A simple hash table is fine if you have the memory to adjust the size for your desired false positive rate. A good rule of thumb is to set the size of the hash table (in bits) equal to the number of items you want to insert, divided by the false positive rate:

m = n /p

Where m is the size of the table in bits, n is the number of items to be inserted, and p is the false positive rate. To insert 100,000 items with a false positive rate of 10%, you would need 100,000/0.1, or one million bits.

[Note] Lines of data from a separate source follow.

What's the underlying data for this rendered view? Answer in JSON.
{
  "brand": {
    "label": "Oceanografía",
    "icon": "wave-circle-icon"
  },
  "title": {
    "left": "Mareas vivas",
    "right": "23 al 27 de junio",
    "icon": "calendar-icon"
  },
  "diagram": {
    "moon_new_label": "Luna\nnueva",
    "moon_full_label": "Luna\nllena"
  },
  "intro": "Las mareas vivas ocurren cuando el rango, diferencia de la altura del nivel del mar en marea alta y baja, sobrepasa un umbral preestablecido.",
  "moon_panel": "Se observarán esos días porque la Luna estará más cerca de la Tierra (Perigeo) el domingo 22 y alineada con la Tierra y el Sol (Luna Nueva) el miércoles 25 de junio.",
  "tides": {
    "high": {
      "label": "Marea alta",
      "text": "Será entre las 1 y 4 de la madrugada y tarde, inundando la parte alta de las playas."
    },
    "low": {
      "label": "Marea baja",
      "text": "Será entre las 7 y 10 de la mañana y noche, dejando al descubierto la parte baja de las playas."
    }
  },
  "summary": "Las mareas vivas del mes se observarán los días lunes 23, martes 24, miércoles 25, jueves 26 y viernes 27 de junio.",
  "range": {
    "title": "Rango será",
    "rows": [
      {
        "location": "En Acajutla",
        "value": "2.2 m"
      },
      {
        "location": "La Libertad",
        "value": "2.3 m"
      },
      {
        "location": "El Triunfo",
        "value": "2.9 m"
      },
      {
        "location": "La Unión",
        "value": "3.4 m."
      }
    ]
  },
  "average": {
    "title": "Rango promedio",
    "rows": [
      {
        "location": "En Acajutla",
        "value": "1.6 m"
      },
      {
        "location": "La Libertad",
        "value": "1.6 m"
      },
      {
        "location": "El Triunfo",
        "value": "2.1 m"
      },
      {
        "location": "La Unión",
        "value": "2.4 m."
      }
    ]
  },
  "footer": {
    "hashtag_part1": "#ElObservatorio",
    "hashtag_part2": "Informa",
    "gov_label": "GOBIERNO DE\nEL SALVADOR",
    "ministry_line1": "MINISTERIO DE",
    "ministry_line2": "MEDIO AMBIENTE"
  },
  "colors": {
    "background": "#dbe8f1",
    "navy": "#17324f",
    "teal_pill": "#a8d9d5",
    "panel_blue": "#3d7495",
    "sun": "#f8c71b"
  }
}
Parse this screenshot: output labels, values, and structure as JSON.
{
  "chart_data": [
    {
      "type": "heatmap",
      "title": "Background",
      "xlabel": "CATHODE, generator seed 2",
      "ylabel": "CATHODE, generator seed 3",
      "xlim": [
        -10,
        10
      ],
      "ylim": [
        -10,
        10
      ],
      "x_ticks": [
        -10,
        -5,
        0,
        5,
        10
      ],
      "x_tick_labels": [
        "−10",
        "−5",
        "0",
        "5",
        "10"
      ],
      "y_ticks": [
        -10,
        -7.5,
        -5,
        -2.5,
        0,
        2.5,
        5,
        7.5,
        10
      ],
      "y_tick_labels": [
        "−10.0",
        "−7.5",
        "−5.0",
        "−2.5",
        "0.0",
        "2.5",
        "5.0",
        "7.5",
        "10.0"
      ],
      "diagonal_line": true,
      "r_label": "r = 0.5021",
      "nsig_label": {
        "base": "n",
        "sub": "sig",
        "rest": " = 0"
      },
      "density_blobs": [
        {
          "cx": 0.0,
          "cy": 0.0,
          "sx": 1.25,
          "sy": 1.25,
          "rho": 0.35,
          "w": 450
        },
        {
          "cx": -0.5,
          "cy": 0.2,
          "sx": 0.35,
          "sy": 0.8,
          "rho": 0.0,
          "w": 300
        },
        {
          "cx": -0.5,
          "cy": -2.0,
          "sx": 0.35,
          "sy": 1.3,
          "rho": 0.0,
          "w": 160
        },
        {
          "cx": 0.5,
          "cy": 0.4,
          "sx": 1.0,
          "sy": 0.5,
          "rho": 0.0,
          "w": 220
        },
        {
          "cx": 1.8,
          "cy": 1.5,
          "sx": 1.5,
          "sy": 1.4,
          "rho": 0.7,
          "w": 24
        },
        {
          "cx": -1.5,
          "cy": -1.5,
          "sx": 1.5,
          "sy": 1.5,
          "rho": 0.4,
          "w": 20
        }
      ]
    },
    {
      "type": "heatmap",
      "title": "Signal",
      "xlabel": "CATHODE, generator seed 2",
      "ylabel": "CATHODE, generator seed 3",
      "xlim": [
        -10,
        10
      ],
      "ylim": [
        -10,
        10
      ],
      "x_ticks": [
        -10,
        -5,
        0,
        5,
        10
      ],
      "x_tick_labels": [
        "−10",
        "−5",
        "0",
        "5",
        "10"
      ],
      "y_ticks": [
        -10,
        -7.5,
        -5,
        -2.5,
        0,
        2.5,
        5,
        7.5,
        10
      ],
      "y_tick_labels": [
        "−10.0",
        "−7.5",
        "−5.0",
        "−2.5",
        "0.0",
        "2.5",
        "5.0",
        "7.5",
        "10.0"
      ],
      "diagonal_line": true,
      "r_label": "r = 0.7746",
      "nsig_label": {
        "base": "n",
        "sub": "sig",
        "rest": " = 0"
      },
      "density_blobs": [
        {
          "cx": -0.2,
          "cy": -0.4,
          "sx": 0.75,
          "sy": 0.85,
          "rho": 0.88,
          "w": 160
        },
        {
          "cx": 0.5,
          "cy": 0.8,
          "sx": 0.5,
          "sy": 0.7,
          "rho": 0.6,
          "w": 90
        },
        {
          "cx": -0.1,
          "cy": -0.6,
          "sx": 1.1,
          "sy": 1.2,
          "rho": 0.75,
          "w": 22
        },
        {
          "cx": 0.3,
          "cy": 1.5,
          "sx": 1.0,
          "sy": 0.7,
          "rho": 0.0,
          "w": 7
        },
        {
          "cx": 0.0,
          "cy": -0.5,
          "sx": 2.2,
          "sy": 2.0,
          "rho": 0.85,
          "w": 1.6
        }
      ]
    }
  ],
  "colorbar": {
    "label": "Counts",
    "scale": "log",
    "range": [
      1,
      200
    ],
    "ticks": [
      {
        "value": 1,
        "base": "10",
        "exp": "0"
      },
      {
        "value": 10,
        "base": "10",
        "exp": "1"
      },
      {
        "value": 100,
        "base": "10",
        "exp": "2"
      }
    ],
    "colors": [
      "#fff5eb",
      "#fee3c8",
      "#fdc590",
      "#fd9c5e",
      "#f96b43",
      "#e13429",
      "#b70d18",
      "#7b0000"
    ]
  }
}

If you want to lower the false positive rate to one percent, you have to increase the table size to ten million bits.

A simple bit-addressed hash table will allow you to process more items, but even it breaks down as the number of items increases and/or your desired false positive rate decreases. If you want to insert a million items with an error rate of 0.1 percent (one in a thousand), you need a billion bits—almost 128 megabytes of RAM. You can use hash tables to process millions of items, but you'll need something better if you want tens or hundreds of millions.